Here, we utilize the fast imaging rate of MSOT to perform dynamic contrast enhanced (DCE-MSOT) studies in vivo, as a method to track the kinetics of dynamic processes such as the clearance of hydrophilic dyes through the metabolic organs and the heterogeneous accumulation of ICG in orthotopic tumors, at high spatial and temporal resolution.
Multispectral optoacoustic tomography (MSOT) offers fast imaging of optical contrast at high spatial resolution. Spectral characteristics of multiple injected optical markers enable separation from endogenous contrast (predominantly hemoglobin) using multispectral excitation, and with a fast imaging rate of up to 5 multispectral images per second
The injected agents are resolved at the sub-organ or tumor level using multispectral unmixing and the temporal evolution of the signal is fitted to pharmacokinetic models on a per-pixel basis, allowing for the analysis of important kinetic parameters such as time-to-peak and half-life. The determined parameters are plotted as parametric maps overlaid on an anatomical image.

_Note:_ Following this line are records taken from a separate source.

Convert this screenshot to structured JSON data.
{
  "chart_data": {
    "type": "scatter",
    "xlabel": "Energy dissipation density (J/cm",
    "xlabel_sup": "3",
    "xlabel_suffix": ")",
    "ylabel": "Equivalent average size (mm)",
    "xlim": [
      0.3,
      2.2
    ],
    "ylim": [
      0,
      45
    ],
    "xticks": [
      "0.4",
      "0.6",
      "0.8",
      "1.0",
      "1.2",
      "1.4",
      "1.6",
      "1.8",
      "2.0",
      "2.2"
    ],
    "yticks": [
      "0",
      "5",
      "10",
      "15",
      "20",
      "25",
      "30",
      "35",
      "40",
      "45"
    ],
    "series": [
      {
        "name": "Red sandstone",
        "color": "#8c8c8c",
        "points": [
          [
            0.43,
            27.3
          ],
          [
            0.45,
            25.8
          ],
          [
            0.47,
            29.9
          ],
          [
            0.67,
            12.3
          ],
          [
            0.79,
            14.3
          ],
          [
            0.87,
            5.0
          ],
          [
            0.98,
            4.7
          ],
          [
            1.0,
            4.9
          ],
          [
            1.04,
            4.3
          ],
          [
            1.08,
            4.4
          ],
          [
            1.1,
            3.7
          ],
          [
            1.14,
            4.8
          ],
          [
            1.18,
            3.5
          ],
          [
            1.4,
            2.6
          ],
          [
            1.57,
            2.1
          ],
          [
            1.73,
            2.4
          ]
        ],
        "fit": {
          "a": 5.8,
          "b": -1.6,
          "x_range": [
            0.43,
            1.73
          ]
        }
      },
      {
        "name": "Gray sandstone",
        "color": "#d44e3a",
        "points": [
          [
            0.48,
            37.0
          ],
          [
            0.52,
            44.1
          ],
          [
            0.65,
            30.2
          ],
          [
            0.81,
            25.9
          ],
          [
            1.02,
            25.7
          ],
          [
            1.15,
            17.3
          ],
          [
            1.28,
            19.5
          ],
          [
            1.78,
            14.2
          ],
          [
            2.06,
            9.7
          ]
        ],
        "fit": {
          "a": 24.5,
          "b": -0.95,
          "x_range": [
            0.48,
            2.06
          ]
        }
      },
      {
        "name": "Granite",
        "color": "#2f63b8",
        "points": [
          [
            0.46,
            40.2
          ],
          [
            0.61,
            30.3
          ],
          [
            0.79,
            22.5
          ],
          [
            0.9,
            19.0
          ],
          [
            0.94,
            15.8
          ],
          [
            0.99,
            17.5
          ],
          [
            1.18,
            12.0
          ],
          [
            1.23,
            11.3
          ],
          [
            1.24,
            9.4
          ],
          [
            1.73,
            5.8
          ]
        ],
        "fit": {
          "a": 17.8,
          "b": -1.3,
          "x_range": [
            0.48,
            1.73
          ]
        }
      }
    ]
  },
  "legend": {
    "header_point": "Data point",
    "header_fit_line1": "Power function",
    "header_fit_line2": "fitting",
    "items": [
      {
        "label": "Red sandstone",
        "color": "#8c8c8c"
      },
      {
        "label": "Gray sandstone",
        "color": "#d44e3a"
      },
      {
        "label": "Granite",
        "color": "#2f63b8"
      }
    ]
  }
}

When studying the perfusion of orthotopic mammary fat pad tumors with ICG, well-perfused areas in the tumor periphery can be distinguished from hypo-perfused areas in the core of the tumor. This methodology enables assessment of treatment response or vascularization and perfusion. On a different page, this was also shown to enable organ clearance studies in the kidneys.

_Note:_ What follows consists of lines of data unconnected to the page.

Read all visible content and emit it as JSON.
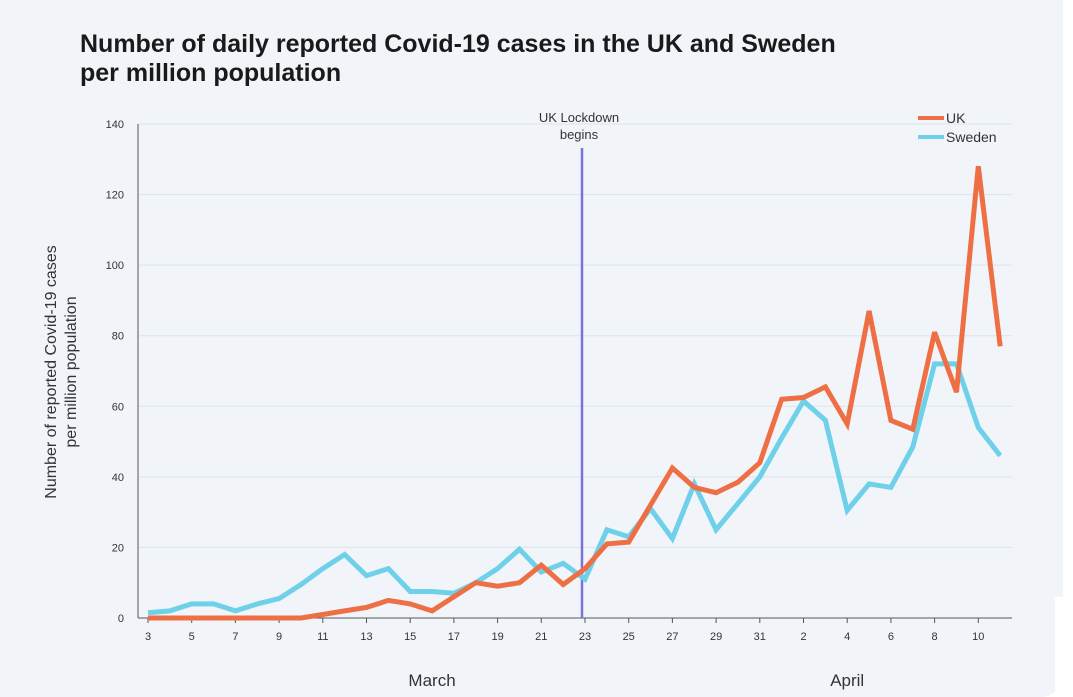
{
  "chart_data": {
    "type": "line",
    "title_line1": "Number of daily reported Covid-19 cases in the UK and Sweden",
    "title_line2": "per million population",
    "ylabel_line1": "Number of reported Covid-19 cases",
    "ylabel_line2": "per million population",
    "xlabel": "",
    "ylim": [
      0,
      140
    ],
    "yticks": [
      0,
      20,
      40,
      60,
      80,
      100,
      120,
      140
    ],
    "grid": true,
    "legend_position": "top-right",
    "x_days": [
      "3",
      "4",
      "5",
      "6",
      "7",
      "8",
      "9",
      "10",
      "11",
      "12",
      "13",
      "14",
      "15",
      "16",
      "17",
      "18",
      "19",
      "20",
      "21",
      "22",
      "23",
      "24",
      "25",
      "26",
      "27",
      "28",
      "29",
      "30",
      "31",
      "1",
      "2",
      "3",
      "4",
      "5",
      "6",
      "7",
      "8",
      "9",
      "10",
      "11"
    ],
    "x_tick_labels": [
      "3",
      "5",
      "7",
      "9",
      "11",
      "13",
      "15",
      "17",
      "19",
      "21",
      "23",
      "25",
      "27",
      "29",
      "31",
      "2",
      "4",
      "6",
      "8",
      "10"
    ],
    "month_labels": [
      {
        "label": "March",
        "center_day_index": 13
      },
      {
        "label": "April",
        "center_day_index": 32
      }
    ],
    "series": [
      {
        "name": "UK",
        "color": "#ef6f45",
        "values": [
          0,
          0,
          0,
          0,
          0,
          0,
          0,
          0,
          1,
          2,
          3,
          5,
          4,
          2,
          6,
          10,
          9,
          10,
          15,
          9.5,
          14,
          21,
          21.5,
          32,
          42.5,
          37,
          35.5,
          38.5,
          44,
          62,
          62.5,
          65.5,
          55,
          87,
          56,
          53.5,
          81,
          64,
          128,
          77
        ]
      },
      {
        "name": "Sweden",
        "color": "#6fd0ea",
        "values": [
          1.5,
          2,
          4,
          4,
          2,
          4,
          5.5,
          9.5,
          14,
          18,
          12,
          14,
          7.5,
          7.5,
          7,
          10,
          14,
          19.5,
          13,
          15.5,
          11,
          25,
          23,
          31,
          22.5,
          38,
          25,
          32.5,
          40,
          51,
          61.5,
          56,
          30.5,
          38,
          37,
          48.5,
          72,
          72,
          54,
          46
        ]
      }
    ],
    "annotations": [
      {
        "text_line1": "UK Lockdown",
        "text_line2": "begins",
        "x_day_index": 20,
        "color": "#7b72d9"
      }
    ]
  }
}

The presented work introduces DCE-MSOT as a powerful imaging modality that, in addition to whole body imaging with high spatial resolution enabled by MSOT, allows for PK modeling of injected substances non-invasively and at high temporal resolution. It is shown that DCE-MSOT allows for the determination and visualization of important pharmacokinetic parameters in multiple organs and tumor and can supplement DCE-MRI by extending high-rate imaging to the regime of optical contrast.